2. Die Klägerin beruft sich des Weiteren darauf, dass das anzufechtende Urteil auf "Verfahrensmängeln" beruhe, weil das LSG das Tatbestandsmerkmal "auf Dauer" iS des § 2 Satz 1 Nr 9 Buchst b SGB VI nicht geprüft und diese Bestimmung deshalb fehlerhaft angewandt und - weiter - ein zur Anwendung des § 192 Abs 1 Satz 1 Nr 1 SGG führendes Verhalten "völlig unhaltbar" und "schlicht falsch" unterstellt und ihr deshalb "rechtsfehlerhaft" Kosten auferlegt habe. Der Sache nach setzt sich die Klägerin mit diesem Vorbringen allein mit der materiell-rechtlichen Auffassung der Vorinstanz, der Anwendung und Auslegung des § 2 Satz 1 Nr 9 Buchst b SGB VI und der Überzeugungsbildung bzw Ermessensausübung des LSG im Rahmen des § 192 SGG auseinander. Die Klägerin verkennt dabei, dass eine inhaltliche Überprüfung des Berufungsurteils im Verfahren der Nichtzulassungsbeschwerde ausgeschlossen ist und erst nach zulässiger Einlegung der statthaften Revision durch das BSG als Revisionsgericht erfolgen kann.

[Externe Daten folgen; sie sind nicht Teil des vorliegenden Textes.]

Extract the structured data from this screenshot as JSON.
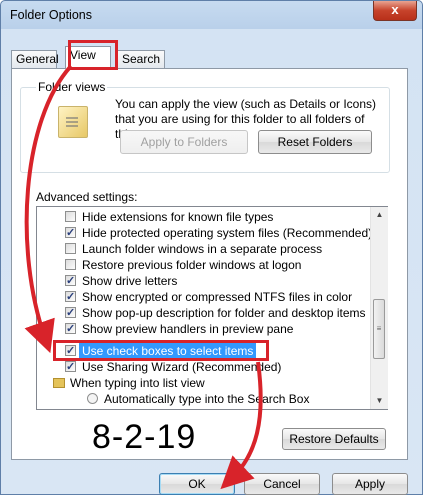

Von einer weiteren Begründung sieht der Senat ab, weil sie nicht geeignet ist, zur Klärung der Voraussetzungen der Revisionszulassung beizutragen, § 160a Abs 4 Satz 3 Halbsatz 2 SGG.
Die Kostenentscheidung beruht auf einer entsprechenden Anwendung von § 193 SGG.